Les congés de maladie des médecins et du personnel médical, dus à l'épuisement et à la maladie, ont obligé à mobiliser des biologistes et des techniciens de laboratoire, tandis que la pénurie d'oxygène dans les hôpitaux a nécessité l'arrêt de la production d'acier pour réquisitionner le gaz nécessaire aux malades. L'Arabie saoudite a affrété 80 tonnes d'oxygène liquide pour pallier la situation dans les hôpitaux.
L'erreur de calcul du gouvernement de Prodi a été flagrante. D'une part, en misant tout sur la vaccination de masse, elle a commis une erreur critique en assouplissant prématurément les restrictions à la mobilité, aux fêtes religieuses de masse, aux rassemblements de partis et à la vie sociale en général, ce qui a induit un faux sentiment de confiance dans la fin de la pandémie et a conduit à un manque de précaution sociale. En conséquence, une fois que l'on s'est rendu compte que la vaccination ne rendait pas superflues les mesures sanitaires visant à empêcher la propagation des infections, l'apparition rapide de cas graves a dépassé la capacité des soins intensifs et du système de santé en général, ce qui a eu pour effet collatéral de submerger la production publique de vaccins ainsi que leur logistique, si bien que le pays est passé du statut d'exportateur de vaccins à celui d'importateur net de vaccins, ce qui a également affecté l'approvisionnement de 60 autres pays pauvres vers lesquels l'Inde exportait des flacons. Pourtant, moins de 1 % d'une population de plus de 1,366 milliard d'habitants a été vacciné à ce jour.

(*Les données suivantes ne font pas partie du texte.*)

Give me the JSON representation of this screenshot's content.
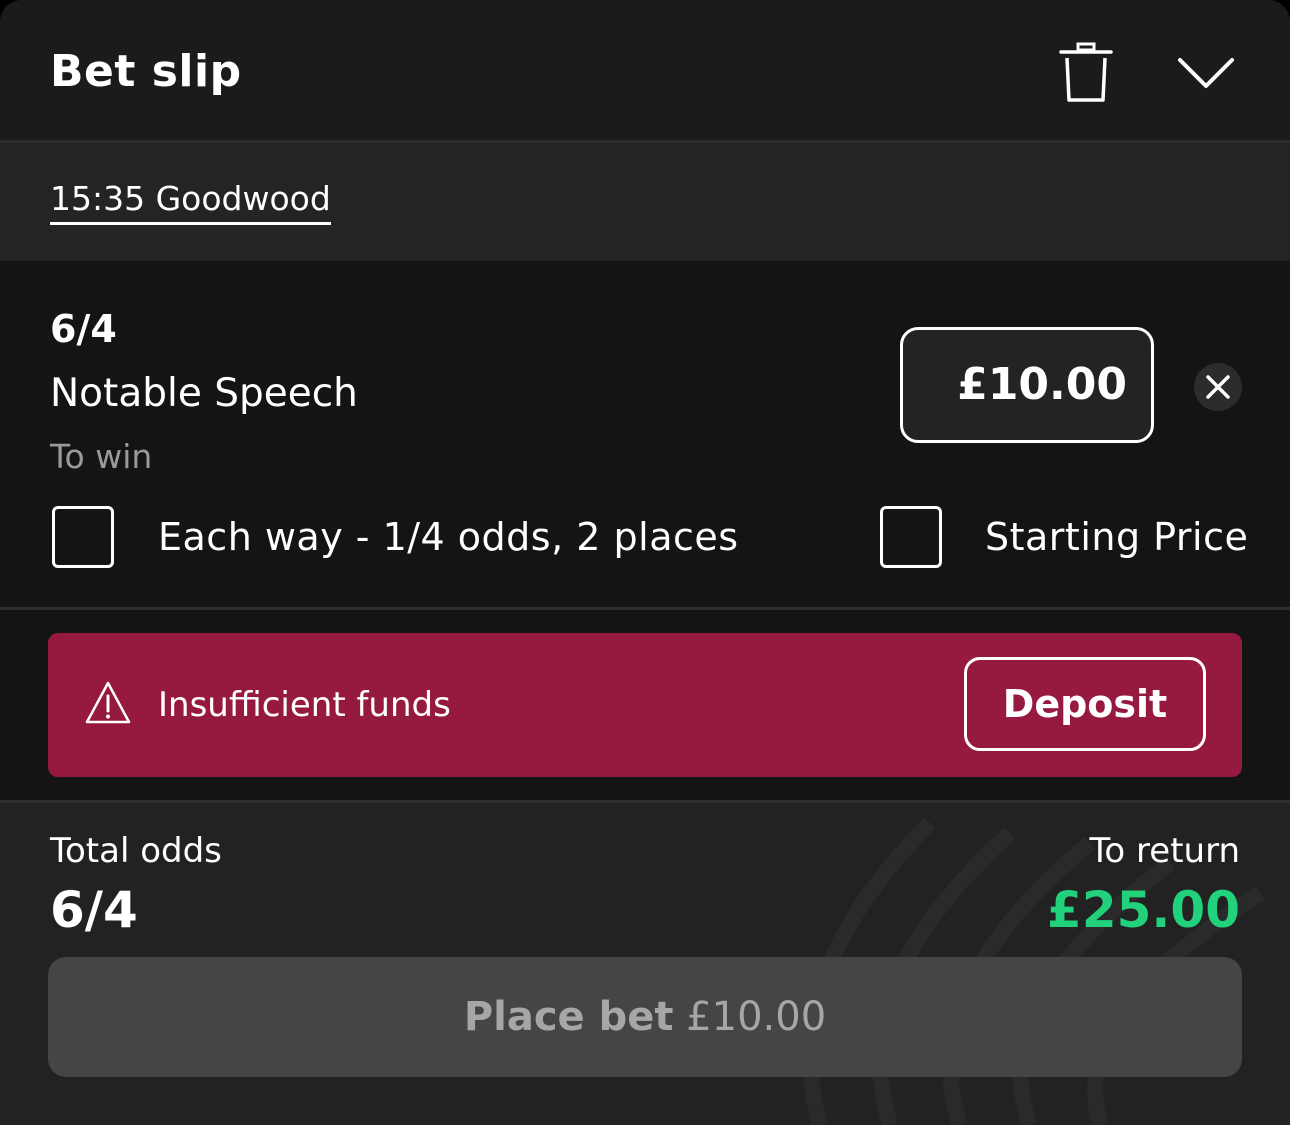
{
  "header": {
    "title": "Bet slip",
    "clear_icon": "trash-icon",
    "collapse_icon": "chevron-down-icon"
  },
  "race": {
    "label": "15:35 Goodwood"
  },
  "selection": {
    "odds": "6/4",
    "horse": "Notable Speech",
    "market": "To win",
    "stake": "£10.00",
    "remove_icon": "close-icon",
    "each_way_label": "Each way - 1/4 odds, 2 places",
    "each_way_checked": false,
    "starting_price_label": "Starting Price",
    "starting_price_checked": false
  },
  "alert": {
    "icon": "warning-icon",
    "message": "Insufficient funds",
    "button_label": "Deposit",
    "color": "#961a3f"
  },
  "summary": {
    "total_odds_label": "Total odds",
    "total_odds_value": "6/4",
    "to_return_label": "To return",
    "to_return_value": "£25.00",
    "return_color": "#22d17b"
  },
  "place_bet": {
    "label": "Place bet",
    "amount": "£10.00",
    "enabled": false
  }
}
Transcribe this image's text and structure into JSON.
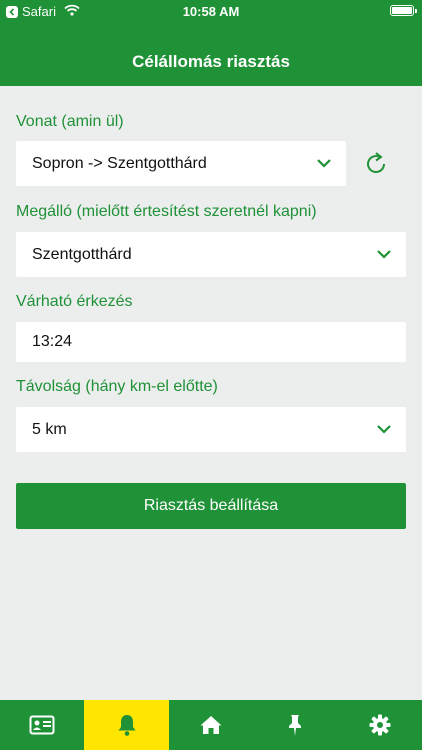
{
  "status_bar": {
    "back_app": "Safari",
    "time": "10:58 AM",
    "battery_level": 1.0
  },
  "header": {
    "title": "Célállomás riasztás"
  },
  "form": {
    "train": {
      "label": "Vonat (amin ül)",
      "value": "Sopron -> Szentgotthárd"
    },
    "stop": {
      "label": "Megálló (mielőtt értesítést szeretnél kapni)",
      "value": "Szentgotthárd"
    },
    "arrival": {
      "label": "Várható érkezés",
      "value": "13:24"
    },
    "distance": {
      "label": "Távolság (hány km-el előtte)",
      "value": "5 km"
    },
    "submit_label": "Riasztás beállítása"
  },
  "tabs": [
    {
      "icon": "id-card-icon",
      "active": false
    },
    {
      "icon": "bell-icon",
      "active": true
    },
    {
      "icon": "home-icon",
      "active": false
    },
    {
      "icon": "pin-icon",
      "active": false
    },
    {
      "icon": "gear-icon",
      "active": false
    }
  ],
  "colors": {
    "brand": "#1f9136",
    "active_tab": "#ffe600",
    "background": "#eceeee"
  }
}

Au-delà de la situation intérieure désastreuse, les conséquences de la crise indienne ont des répercussions internationales. D'une part, l'Inde ne sera pas en mesure d'augmenter sa propre production de vaccins sans s'approvisionner auprès de pays tiers, notamment les États-Unis. Même si les États-Unis acceptent de lever les restrictions sur les brevets et les exportations des composés biochimiques dont les chaînes de production de vaccins indiennes ont besoin pour poursuivre leur production, cela aura un effet domino qui entraînera un réajustement de la capacité d'exportation américaine pour ces matériaux, perturbant ainsi l'approvisionnement en vaccins d'autres pays, tels que les pays d'Amérique latine et d'Afrique. Selon les calculs des autorités sanitaires de nombreux pays, l'Inde serait la pharmacie du monde. Enfin, la grande mobilité de la population indienne dans la région asiatique a déclenché des signaux d'alarme dans un grand nombre de pays, du Bangladesh à Hong Kong, suscitant des craintes internationales qu'une paralysie de l'économie asiatique ne crée à nouveau une crise mondiale de l'offre, comme en 2020.